Before Finch could form his slip-sliding th
oughts into a reply, a voice came from the door.
“Bullets are actually pretty fucking cheap.” Vick had managed to stuff his Mohawk into the camosuit, but it flopped limply across his scalp as he pulled off the hood. His head floated over a vaguely man-sized shimmer in the air. A handgun hung suspended in front of it. “Supper didn’t agree with you, Finch? Can’t believe you actually ate it.”
Finch was halfway to his throat before Blake wrapped around his arm from behind, clinging like a bird.
Vick grinned. His lips were tinged purple. “This your little fucktoy? No wonder Ms. Carrow couldn’t get a rise out of you. Maybe that’s the real reason Neanderthals went extinct, huh?” He drifted the gun from Finch to Blake and back. “Personally, I think we just hunted you all down like animals.”
Finch swallowed. “Your boss loves neos so much she could just eat one up, is that it?”
“She’s a fucked-up woman,” Vick admitted. “And too trusting when it comes to knuckle-draggers. I knew you were shifty from day one. Hands on the wall, both of you.”
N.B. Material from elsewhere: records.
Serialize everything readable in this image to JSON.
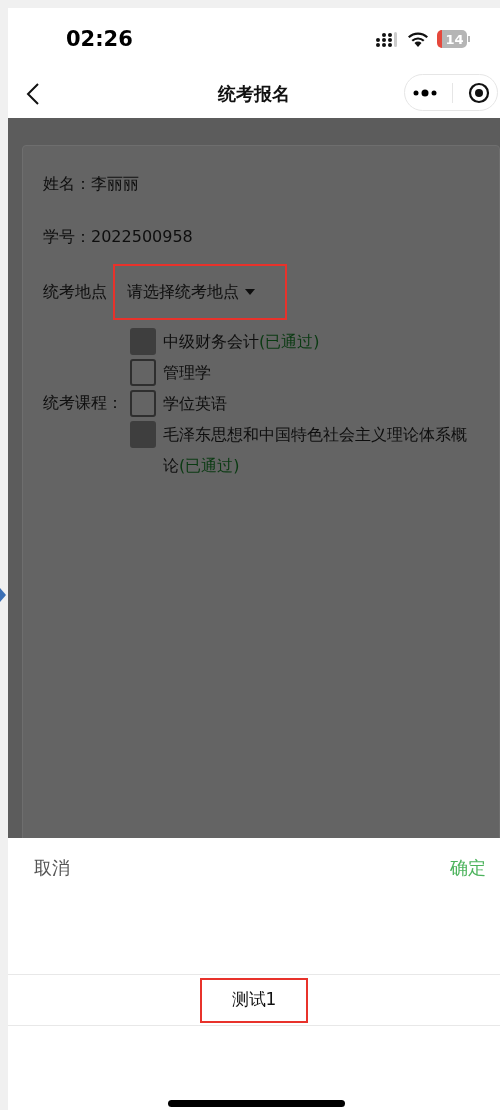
{
  "status_bar": {
    "time": "02:26",
    "battery": "14"
  },
  "nav_bar": {
    "title": "统考报名"
  },
  "form": {
    "name_label": "姓名：",
    "name_value": "李丽丽",
    "id_label": "学号：",
    "id_value": "2022500958",
    "location_label": "统考地点",
    "location_placeholder": "请选择统考地点",
    "location_annotated": true,
    "courses_label": "统考课程：",
    "courses": [
      {
        "name": "中级财务会计",
        "note": "(已通过)",
        "checked": false,
        "disabled": true
      },
      {
        "name": "管理学",
        "checked": false,
        "disabled": false
      },
      {
        "name": "学位英语",
        "checked": false,
        "disabled": false
      },
      {
        "name": "毛泽东思想和中国特色社会主义理论体系概论",
        "note": "(已通过)",
        "checked": false,
        "disabled": true
      }
    ]
  },
  "picker": {
    "cancel": "取消",
    "confirm": "确定",
    "options": [
      {
        "label": "测试1",
        "selected": true,
        "annotated": true
      }
    ]
  }
}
Finch’s swirling head was finally beginning to crystallize. Things seemed clear and bitingly sharp as he crossed to the wall and pushed his palms up against it. The cold stung his hands red. Beside him, Blake followed suit. He was shaking.
“I’d put that gun down if I was you,” Blake barked. “Everything in here is uploaded to my cloud. Soon as you pull that trigger, it’s everywhere.”
Finch didn’t have time to warn him before Vick smashed his face into the wall. When Blake brought his head back upright, his eyes were cloudy and blood bloomed from his nose.
“Faraday mesh,” Vick said. “You can’t send shit from in here. Now, in Ms. Carrow’s absence, I’m going to make an executive decision and pulp the two of you.”
“You really just camped out here in camo on the off-chance I was planning a robbery?” Finch asked. He saw Vick’s handgun wobble slightly in his peripherals.
“I told her you were shifty.” The handgun steadied, but Vick’s teeth were half-chattering when he spoke. “Told her you were from some radical fucking Neo Rights paramilitary. Told her someone must have tipped you off about Carnivor.”